Francis, 86, in his decade-long pontificate, has elevated stewardship of the environment to a top priority of the church. In “Laudate Deum,” a letter on humanity’s obligations to the environment issued in October, Francis specifically called for tangible solutions at the Dubai meeting, which, at the time, he expected to attend.

But the pope’s health would not permit it. He was prevented not only from delivering the speech in person, but also from participating in many bilateral meetings, including with leaders of small and vulnerable nations whose plights he had hoped to amplify.

But the Vatican hoped his words would resonate, regardless. Cardinal Parolin read the pope’s speech in Italian-accented English, asking the assembled leaders whether the world worked “for a culture of life or a culture of death,” and again called for a multilateral new world order that, “whether we like it or not, will belong to everyone or else to no one.”

Cardinal Michael Czerny, who is one of Francis’ closest collaborators on climate issues, said that the pope was “very, very concerned” about the state of the environment and that he thought the lack of progress in recent years was “really alarming.”

“It’s a sad world that we are not able to generate self-government that can call us to what we need to do,” Cardinal Czerny said. “But anyway, that’s how it is.” He said that it was often the most vulnerable people who suffered climate change’s consequences, along with migration and hunger. “The touchstone is the suffering of the poor,” he said.

In the remarks read by Cardinal Parolin, Francis emphasized the human causes of global warming, but he added a moral critique of the consumerism, selfishness and capitalist profit motives that he views as the true root of the problem. “The drive to produce and possess has become an obsession, resulting in an inordinate greed that has made the environment the object of unbridled exploitation,” Francis wrote.

The pope urged leaders and those at the climate summit to “recognize our limits with humility and courage,” a message that is a hallmark of his pontificate. And he expressed indignation at what he saw as efforts to blame high birthrates among the poor for driving the environmental destruction.
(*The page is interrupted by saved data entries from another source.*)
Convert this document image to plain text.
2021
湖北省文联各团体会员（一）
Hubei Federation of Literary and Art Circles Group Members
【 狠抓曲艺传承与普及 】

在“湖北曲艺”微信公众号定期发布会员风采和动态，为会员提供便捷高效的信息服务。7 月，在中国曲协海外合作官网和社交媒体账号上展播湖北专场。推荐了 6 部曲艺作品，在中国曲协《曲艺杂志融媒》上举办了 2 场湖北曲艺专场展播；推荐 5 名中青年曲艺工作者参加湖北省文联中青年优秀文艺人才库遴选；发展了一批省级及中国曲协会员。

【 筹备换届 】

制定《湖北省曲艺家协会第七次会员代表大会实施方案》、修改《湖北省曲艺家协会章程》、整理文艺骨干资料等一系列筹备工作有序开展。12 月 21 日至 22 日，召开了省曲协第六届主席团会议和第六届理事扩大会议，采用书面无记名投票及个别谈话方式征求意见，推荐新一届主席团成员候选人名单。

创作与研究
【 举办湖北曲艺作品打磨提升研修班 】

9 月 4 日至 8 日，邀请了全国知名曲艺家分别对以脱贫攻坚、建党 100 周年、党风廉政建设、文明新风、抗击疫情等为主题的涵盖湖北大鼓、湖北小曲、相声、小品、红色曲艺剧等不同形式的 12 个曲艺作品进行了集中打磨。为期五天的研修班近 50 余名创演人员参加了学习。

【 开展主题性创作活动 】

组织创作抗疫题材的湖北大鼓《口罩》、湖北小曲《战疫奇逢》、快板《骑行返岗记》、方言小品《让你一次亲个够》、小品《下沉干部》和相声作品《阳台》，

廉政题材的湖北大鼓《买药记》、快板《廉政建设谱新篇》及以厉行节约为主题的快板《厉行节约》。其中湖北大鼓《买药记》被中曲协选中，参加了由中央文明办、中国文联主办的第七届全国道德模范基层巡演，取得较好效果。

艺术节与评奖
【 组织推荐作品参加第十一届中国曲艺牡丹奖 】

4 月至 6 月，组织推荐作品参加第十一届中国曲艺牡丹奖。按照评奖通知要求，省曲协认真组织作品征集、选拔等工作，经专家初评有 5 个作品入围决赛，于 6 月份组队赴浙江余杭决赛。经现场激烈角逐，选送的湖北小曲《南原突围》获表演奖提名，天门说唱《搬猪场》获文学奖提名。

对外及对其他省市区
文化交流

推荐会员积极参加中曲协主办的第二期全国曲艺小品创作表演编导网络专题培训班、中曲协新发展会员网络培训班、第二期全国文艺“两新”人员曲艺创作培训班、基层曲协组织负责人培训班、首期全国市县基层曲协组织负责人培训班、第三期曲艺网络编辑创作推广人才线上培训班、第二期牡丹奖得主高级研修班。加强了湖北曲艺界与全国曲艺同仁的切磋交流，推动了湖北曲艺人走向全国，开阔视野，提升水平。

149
The world’s impoverished communities account for a small share of greenhouse emissions, Francis wrote in his speech. “The poor are the real victims of what is happening: We need think only of the plight of Indigenous peoples, deforestation, the tragedies of hunger, water and food insecurity, and forced migration.”

The pope wrote that wealthy nations were incurring a “grave economic debt” for which they should be held accountable, and that those powerful nations should “find suitable means of remitting the financial debts” of vulnerable countries essentially colonized by economic interests.

Francis also called for concrete requirements for a transition away from fossil fuels that would be “obligatory and readily monitored.” And, he reiterated his call to fight world hunger and climate change with a fund replenished by the profits of the arms trade.

Tomás Insua, a co-founder of the Laudato Si’ Movement, a global network of Catholic organizations, said on a call from Dubai that Francis was using “much stronger language” than he had in earlier statements on the environment. But he lamented the fact that the pope was unable to attend the summit.

“His presence would have made a big difference,” Mr. Insua said.